KRISTEN: PROBLEM TEOLOGIS DAN EKSTRIMISME
Doktrin utama agama Kristen mayoritas modern saat ini adalah Tritunggal, atau Trinitas. Walau merupakan doktrin resmi, selama berabad-abad, doktrin ini masih berada dalam altar problematik dalam teologi Kristen. Sarjana dan Cendekia Kristen ortodoks mencoba mencari jalan paling moderat dari problem ini dengan menafsirkannya sebagai misteri filosofis dari ke-Esa-an Tuhan, dan yang lain mencoba melakukan representasi-representasi ulang kepada ayat-ayat Alkitab. Tapi pada kenyataannya, doktrin Trinitas tetap berada pada titik kondisi dimana ‘tak ada sarjana Kristen yang tak kebingungan saat ditanya tentang doktrin ini’. Bagi umat di luar Kristen, atau bagi kalangan skeptis, beredar isu bahwa doktrin ini hanyalah wujud sinkretisme dari doktrin-doktrin agama pagan masa lalu, yang banyak menganut politeisme Tiga Wujud. Isu ini dihubungkan dengan Konsili Nicea pada tahun 325 yang mana dipimpin oleh Kaisar Konstantin Agung yang dalam sejarahnya, adalah seorang penganut Romawi pagan dengan tiga Dewa tertingginya. Karena demi memudahkan penerimaan Kristen bagi penganut pagan, maka Kaisar Konstantin membuat konsep Tiga ‘Tuhan’ dalam Kristen, yang dipaksakan untuk disepakati oleh uskup-uskup Kristen yang hadir dalam konsili waktu itu.

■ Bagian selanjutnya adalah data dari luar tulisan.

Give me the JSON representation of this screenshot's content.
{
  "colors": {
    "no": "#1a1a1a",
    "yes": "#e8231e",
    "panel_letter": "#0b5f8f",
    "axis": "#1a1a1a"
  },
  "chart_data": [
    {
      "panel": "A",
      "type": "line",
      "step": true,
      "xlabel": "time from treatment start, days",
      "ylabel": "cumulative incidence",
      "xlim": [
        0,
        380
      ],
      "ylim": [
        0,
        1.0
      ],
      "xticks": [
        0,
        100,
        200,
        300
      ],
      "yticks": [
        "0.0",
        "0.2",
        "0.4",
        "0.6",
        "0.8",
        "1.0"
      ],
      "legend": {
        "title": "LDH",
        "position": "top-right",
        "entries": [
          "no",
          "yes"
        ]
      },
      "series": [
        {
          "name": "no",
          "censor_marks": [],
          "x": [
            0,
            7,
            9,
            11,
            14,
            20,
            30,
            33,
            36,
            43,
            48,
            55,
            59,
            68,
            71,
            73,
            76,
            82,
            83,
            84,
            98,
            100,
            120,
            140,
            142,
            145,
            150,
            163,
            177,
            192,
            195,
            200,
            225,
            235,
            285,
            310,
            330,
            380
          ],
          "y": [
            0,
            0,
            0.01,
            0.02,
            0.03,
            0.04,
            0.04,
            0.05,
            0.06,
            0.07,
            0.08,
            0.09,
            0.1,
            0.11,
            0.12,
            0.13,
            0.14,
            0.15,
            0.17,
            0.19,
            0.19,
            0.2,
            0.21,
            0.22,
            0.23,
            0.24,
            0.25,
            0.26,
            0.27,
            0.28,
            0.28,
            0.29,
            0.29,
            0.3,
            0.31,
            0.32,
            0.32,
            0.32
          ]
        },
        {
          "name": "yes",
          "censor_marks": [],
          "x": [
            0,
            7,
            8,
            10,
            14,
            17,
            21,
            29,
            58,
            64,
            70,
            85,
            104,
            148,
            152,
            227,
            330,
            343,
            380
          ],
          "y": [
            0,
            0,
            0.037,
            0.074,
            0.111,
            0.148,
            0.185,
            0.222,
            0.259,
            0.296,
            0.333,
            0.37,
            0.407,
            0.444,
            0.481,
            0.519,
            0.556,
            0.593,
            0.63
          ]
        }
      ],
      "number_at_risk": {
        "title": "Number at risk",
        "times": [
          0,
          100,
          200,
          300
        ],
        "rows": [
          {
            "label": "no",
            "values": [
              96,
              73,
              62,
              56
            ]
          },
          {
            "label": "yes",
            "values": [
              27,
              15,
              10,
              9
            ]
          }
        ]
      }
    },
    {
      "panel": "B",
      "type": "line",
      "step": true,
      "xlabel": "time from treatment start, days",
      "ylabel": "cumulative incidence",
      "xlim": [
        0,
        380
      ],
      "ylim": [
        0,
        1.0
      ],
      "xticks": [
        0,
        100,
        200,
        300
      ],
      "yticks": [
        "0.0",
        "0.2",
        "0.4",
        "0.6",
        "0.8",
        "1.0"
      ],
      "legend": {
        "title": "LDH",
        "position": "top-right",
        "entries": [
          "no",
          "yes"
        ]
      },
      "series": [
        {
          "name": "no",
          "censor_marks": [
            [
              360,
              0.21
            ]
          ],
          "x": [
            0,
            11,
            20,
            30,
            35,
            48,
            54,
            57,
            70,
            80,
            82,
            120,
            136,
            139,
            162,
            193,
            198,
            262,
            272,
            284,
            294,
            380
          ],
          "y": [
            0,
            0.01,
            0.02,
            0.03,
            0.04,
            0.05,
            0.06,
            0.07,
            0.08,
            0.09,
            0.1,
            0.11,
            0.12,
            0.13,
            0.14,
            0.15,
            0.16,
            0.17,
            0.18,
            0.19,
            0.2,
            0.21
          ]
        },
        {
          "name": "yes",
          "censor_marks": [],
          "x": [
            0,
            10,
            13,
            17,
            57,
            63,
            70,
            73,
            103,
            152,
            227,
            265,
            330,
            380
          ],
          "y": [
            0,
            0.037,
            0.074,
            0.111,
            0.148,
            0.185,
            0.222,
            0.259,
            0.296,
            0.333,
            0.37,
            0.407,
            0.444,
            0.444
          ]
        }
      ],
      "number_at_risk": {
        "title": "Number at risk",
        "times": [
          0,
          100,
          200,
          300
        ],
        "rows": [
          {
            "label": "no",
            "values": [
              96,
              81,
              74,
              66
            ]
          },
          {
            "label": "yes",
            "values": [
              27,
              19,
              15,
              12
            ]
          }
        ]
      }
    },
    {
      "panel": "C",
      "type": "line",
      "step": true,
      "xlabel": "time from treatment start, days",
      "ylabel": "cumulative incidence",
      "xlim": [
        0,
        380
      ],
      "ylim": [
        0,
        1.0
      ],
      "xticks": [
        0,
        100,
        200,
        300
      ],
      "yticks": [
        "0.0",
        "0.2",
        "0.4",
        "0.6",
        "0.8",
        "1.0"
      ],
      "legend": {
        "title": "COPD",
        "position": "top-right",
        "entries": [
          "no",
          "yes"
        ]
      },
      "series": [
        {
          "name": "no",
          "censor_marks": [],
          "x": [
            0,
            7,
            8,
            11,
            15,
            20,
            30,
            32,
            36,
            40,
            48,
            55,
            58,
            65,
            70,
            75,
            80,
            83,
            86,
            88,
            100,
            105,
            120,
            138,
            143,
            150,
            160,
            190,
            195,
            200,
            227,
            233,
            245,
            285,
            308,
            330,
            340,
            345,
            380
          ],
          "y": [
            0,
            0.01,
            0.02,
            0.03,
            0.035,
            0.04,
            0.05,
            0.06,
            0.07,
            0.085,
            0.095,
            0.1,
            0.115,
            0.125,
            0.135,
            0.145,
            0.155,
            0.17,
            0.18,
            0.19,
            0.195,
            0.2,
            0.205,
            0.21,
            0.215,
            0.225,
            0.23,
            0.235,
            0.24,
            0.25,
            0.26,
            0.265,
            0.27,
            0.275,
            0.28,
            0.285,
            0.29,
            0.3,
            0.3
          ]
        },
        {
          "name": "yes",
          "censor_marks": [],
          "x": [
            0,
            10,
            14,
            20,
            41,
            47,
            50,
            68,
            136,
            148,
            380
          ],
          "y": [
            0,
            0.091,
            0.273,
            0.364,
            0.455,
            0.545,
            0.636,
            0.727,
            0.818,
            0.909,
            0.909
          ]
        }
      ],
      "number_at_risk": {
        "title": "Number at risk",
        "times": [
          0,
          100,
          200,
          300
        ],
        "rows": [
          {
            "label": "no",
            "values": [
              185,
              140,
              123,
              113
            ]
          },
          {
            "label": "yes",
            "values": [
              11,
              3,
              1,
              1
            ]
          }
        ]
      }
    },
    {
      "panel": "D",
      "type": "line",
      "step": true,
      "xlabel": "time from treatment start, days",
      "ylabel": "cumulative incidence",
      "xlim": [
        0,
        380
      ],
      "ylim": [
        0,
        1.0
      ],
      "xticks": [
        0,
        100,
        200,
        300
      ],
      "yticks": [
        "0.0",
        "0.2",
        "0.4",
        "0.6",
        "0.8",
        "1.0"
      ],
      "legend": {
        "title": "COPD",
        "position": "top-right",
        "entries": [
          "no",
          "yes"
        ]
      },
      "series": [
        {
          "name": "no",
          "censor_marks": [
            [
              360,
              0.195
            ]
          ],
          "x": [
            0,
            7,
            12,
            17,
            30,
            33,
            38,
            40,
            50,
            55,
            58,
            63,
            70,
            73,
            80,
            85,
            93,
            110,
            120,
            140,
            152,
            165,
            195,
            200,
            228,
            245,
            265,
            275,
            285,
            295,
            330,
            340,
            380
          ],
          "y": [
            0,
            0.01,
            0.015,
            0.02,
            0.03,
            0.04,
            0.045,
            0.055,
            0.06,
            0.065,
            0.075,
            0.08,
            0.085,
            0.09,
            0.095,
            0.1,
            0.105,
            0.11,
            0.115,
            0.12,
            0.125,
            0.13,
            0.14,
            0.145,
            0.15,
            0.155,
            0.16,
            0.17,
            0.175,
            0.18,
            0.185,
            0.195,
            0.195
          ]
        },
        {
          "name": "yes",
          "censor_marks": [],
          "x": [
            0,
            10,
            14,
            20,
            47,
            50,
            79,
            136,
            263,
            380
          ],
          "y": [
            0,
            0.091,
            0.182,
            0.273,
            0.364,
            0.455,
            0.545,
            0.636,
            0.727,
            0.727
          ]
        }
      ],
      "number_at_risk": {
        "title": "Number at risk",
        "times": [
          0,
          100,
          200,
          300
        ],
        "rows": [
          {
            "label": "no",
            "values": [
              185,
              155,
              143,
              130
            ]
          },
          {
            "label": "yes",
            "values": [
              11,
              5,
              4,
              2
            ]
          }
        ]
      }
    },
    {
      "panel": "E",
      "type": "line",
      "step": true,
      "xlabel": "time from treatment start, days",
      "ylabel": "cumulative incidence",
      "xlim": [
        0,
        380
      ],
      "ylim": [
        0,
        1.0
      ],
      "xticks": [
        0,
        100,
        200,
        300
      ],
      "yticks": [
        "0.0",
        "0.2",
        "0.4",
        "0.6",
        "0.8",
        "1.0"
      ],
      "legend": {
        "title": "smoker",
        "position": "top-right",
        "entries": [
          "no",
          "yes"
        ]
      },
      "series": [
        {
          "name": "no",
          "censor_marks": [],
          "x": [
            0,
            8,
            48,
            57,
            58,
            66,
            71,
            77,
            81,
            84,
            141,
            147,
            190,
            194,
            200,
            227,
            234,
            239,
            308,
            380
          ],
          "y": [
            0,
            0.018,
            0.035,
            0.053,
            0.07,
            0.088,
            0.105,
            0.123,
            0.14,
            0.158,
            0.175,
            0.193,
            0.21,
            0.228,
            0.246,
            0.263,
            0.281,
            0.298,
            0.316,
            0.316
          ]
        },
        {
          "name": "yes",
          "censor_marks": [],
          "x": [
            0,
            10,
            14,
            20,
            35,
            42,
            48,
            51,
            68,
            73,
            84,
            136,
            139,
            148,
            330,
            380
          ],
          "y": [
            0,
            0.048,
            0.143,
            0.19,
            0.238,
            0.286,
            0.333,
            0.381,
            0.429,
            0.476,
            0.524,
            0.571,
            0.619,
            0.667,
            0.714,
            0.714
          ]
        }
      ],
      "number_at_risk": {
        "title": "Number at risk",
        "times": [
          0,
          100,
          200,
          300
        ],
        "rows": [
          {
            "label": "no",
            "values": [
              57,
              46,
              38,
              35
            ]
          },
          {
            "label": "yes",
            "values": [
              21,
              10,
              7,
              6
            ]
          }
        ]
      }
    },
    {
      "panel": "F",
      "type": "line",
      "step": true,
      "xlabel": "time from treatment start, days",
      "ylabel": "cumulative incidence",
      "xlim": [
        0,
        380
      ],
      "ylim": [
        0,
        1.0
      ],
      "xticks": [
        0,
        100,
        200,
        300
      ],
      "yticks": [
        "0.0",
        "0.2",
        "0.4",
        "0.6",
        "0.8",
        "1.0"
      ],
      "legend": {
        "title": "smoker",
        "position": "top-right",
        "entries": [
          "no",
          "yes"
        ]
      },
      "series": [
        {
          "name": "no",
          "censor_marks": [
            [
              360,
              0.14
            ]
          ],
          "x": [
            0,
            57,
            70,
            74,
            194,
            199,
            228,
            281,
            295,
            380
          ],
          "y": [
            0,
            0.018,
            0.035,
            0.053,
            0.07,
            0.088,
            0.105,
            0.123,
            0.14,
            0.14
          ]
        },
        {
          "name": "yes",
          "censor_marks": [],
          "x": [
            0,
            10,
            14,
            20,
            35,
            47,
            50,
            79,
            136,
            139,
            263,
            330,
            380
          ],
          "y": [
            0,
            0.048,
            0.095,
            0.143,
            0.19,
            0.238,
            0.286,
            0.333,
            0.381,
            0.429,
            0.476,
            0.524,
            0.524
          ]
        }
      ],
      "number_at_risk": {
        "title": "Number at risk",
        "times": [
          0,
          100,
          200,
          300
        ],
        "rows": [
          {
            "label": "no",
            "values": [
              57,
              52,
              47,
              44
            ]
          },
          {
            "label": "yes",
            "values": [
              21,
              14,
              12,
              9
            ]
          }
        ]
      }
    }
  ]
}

Problem Teologis tersebut kemudian menjadi pondasi paling rapuh dari Kristen, yang pada akhirnya membentuk Kristen menjadi agama yang doktriner, dan dalam beberapa konteks, kontempelatif—misal dalam hal kerahiban dengan laku selibat di dalamnya. Yang memprihatinkan, dalam satu kerapuhan pondasi itulah, justru ekstrimisme terhadap doktrin menjadi semakin kuat, dan pada akhirnya mengubah gereja Kristen menjadi gereja yang tidak toleran terhadap pemahaman Kristen yang berseberangan dengan pemahaman mayoritas. Hukuman mati bagi para bidat (pelaku bidah, para sempalan Kristen ’sesat’) adalah konsekuensi yang harus dilakukan oleh gereja demi menyelamatkan bangunan Kristen. Dan mengenai ekstrimisme ini, bila dibandingkan dengan ekstrimisme Islam, berani saya katakan lebih, karena beberapa alasan.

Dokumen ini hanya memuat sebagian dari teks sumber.